In queste parti (11-16) della quarta orazione delle Filippiche Cicerone, paragonandosi ad un generale dell'esercito, esorta i romani a battersi per la propria libertà affermando che Antonio vuole ucciderli. Cicerone anche in questa orazione offende duramente M. Antonio: lo definisce infatti bestia orrida e mostruosa ("immani tetraque belua"). Cicerone per incattivire ulteriormente i Romani contro Antonio fa leva sul disonore da cui saranno affetti se verranno uccisi e sottomessi da lui.
L'oratore menziona molte volte la "virtus", ovvero il valore, virtù impressa saldamente nell'animo dei Romani, che si ribella ad una morte disonorevole (e quindi a Marco Antonio): fa riferimento al fatto che è proprio grazie ad essa che gli antenati erano riusciti a conquistare molti territori, tra cui l'Italia, Cartagine e Numanzia.

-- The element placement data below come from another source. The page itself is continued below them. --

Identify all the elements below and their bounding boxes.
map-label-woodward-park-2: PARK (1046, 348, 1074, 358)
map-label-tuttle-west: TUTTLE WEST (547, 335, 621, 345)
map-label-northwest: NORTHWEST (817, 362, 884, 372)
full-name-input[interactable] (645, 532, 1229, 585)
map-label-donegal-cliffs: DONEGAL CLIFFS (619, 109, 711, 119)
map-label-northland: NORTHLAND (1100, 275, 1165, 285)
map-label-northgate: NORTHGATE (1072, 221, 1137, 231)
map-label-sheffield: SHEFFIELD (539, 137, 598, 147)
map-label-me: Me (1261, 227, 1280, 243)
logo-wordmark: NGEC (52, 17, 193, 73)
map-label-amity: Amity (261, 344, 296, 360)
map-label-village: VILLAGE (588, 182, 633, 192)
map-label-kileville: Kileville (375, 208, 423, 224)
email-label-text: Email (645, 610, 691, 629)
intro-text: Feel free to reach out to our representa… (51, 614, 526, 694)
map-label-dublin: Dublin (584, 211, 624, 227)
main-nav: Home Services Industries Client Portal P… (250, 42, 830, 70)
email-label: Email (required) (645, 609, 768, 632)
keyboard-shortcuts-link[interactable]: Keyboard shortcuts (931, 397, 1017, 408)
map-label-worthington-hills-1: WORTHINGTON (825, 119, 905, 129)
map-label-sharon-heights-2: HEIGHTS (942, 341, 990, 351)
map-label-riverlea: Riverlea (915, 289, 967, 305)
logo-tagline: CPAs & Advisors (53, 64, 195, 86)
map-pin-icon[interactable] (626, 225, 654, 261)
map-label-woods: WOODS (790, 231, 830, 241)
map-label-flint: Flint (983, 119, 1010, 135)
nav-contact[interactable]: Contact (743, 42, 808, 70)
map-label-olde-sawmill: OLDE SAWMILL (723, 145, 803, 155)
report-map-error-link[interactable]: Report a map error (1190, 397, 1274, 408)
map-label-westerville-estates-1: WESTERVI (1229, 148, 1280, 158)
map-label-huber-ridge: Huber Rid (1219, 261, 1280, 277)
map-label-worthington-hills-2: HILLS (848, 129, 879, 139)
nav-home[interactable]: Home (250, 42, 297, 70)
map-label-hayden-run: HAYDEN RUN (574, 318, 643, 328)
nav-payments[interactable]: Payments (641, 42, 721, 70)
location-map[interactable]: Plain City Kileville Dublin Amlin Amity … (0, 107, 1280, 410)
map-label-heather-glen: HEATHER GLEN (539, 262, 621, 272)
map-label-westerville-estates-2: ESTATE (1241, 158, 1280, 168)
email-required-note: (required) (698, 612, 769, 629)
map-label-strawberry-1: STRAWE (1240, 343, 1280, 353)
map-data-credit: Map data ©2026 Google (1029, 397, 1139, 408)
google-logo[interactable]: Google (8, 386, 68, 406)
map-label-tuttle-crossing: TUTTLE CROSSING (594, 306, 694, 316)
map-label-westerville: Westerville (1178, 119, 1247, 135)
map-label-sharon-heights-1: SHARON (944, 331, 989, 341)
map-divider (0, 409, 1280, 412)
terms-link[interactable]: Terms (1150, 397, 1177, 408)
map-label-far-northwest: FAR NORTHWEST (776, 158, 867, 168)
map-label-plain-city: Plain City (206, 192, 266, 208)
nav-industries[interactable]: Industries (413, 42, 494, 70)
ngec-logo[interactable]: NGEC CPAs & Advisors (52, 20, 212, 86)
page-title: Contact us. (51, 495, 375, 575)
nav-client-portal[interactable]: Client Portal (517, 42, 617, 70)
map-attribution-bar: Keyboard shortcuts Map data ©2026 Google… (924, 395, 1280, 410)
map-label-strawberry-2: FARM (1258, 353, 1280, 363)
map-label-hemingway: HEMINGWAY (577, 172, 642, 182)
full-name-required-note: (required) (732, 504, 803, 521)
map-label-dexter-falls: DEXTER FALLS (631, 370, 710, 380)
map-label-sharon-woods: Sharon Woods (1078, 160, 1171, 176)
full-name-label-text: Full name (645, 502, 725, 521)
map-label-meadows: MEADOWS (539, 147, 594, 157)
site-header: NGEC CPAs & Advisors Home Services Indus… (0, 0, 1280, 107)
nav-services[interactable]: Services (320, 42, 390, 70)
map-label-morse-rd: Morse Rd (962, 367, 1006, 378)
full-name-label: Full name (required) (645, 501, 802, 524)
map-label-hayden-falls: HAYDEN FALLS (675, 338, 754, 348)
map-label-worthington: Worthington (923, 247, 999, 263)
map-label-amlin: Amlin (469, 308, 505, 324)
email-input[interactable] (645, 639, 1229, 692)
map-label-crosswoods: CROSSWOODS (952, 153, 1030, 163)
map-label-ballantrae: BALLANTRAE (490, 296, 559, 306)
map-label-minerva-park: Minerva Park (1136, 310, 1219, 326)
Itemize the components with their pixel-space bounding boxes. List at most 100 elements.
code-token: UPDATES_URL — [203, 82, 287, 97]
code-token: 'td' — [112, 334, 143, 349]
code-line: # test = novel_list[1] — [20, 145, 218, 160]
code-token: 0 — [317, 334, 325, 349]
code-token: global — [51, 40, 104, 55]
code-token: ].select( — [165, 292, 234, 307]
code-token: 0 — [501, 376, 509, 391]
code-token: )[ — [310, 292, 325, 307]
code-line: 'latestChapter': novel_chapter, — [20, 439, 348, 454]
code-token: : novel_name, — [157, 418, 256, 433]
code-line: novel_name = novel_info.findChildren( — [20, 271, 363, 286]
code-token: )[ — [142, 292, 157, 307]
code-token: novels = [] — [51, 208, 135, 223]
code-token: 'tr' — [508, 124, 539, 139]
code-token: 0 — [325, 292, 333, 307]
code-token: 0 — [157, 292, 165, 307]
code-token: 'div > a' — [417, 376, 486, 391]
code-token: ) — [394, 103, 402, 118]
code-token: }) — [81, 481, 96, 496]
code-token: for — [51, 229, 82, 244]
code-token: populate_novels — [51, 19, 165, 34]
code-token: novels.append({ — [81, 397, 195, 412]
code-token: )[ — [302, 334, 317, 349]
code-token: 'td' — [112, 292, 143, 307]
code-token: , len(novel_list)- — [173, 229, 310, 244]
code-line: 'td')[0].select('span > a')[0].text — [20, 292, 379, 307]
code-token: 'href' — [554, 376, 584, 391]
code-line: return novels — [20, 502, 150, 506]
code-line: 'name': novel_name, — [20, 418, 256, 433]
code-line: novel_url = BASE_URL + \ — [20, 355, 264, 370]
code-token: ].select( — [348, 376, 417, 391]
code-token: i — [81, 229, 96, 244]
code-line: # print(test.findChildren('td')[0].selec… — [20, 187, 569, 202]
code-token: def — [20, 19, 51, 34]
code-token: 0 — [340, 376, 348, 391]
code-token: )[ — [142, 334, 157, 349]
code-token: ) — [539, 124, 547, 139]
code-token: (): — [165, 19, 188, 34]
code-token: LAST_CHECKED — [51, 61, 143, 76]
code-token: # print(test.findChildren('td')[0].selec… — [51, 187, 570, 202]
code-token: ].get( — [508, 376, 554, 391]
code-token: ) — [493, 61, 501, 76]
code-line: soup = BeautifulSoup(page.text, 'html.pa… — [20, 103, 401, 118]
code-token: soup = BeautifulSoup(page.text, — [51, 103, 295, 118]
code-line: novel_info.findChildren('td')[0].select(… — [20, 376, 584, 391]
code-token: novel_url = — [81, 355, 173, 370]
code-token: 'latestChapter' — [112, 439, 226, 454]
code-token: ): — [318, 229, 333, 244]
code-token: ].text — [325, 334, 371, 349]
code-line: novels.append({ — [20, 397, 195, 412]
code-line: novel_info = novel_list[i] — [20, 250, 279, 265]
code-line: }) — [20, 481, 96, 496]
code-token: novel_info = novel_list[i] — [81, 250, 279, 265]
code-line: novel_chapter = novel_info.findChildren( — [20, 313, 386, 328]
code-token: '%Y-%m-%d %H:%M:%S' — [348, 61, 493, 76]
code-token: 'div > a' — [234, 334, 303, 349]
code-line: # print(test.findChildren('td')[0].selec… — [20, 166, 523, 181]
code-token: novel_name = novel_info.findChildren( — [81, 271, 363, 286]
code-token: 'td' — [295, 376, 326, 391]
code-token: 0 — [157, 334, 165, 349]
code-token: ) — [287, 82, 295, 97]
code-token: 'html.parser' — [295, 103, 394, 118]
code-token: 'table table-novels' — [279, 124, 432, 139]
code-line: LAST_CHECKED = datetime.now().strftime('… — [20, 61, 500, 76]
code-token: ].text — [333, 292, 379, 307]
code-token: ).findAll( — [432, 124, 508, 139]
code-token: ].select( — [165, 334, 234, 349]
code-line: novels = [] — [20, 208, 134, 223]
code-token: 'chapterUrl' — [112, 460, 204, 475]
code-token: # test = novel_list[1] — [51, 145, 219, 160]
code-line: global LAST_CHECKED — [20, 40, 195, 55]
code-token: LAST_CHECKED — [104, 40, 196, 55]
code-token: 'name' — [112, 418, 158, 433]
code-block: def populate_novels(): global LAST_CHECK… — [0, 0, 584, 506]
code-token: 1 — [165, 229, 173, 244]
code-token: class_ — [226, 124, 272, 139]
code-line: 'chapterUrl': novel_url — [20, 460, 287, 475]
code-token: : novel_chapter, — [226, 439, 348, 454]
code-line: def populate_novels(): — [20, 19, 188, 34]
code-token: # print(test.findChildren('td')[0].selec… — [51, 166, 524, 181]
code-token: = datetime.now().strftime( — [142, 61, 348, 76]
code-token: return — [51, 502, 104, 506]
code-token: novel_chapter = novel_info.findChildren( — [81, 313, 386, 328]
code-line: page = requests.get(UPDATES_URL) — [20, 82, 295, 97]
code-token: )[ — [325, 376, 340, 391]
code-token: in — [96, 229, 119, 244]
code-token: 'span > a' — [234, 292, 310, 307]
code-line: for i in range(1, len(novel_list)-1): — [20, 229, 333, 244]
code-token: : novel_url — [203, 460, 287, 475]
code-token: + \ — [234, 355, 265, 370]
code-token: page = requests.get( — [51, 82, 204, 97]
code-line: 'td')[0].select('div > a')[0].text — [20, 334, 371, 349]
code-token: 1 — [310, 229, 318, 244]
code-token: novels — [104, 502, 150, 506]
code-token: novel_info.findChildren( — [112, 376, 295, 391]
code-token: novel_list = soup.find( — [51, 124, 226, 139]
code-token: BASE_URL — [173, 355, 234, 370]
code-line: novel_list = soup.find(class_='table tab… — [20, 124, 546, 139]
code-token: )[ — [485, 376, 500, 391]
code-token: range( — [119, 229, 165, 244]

Antonio viene considerato e definito un ladro, ricordando il tesoro di Cesare da lui rubato e i soldi necessari alla battaglia contro i Parti di cui lui si impadronì. Antonio è sleale, crudele, ladro e bugiardo, ed è per questo che i Romani possono soltanto contrastarlo e non cercare nemmeno di stipulare un accordo di pace. L'oratore afferma, inoltre, che il popolo romano come era riuscito ad abbattere Catilina, che aveva addirittura un esercito, riuscirà ad abbattere anche l'acerrimo nemico Antonio grazie alla concordia con il Senato, alla forza e al coraggio degli eserciti.
La Filippica si chiude, così come si era aperta, con la parola libertà: si ribadisce che stavolta il vero nemico della patria non è uno straniero, ma un cittadino romano, in opposizione al quale Cicerone si presenta come difensore della patria.
Possiamo notare le elevate capacità oratorie di Cicerone da come, grazie al proprio tono e utilizzando semplicemente apostrofi e una captatio benevolentiae ("Quirites"), riesca ad ottenere l'ascolto e l'appoggio dei Romani.
Cicerone fa qui un uso particolarmente intenso di metafore, similitudini e paragoni, per evidenziare la crudeltà e l'inumanità di Antonio.
L'oratore in queste cinque parti(11-16) della quarta filippica ha un tono sia esortatore, convincente, che aspro, duro, utilizzato principalmente per sottolineare la crudeltà di M. Antonio e per evidenziare il destino di morte a cui saranno soggetti i Romani se non riusciranno a sconfiggere il nemico.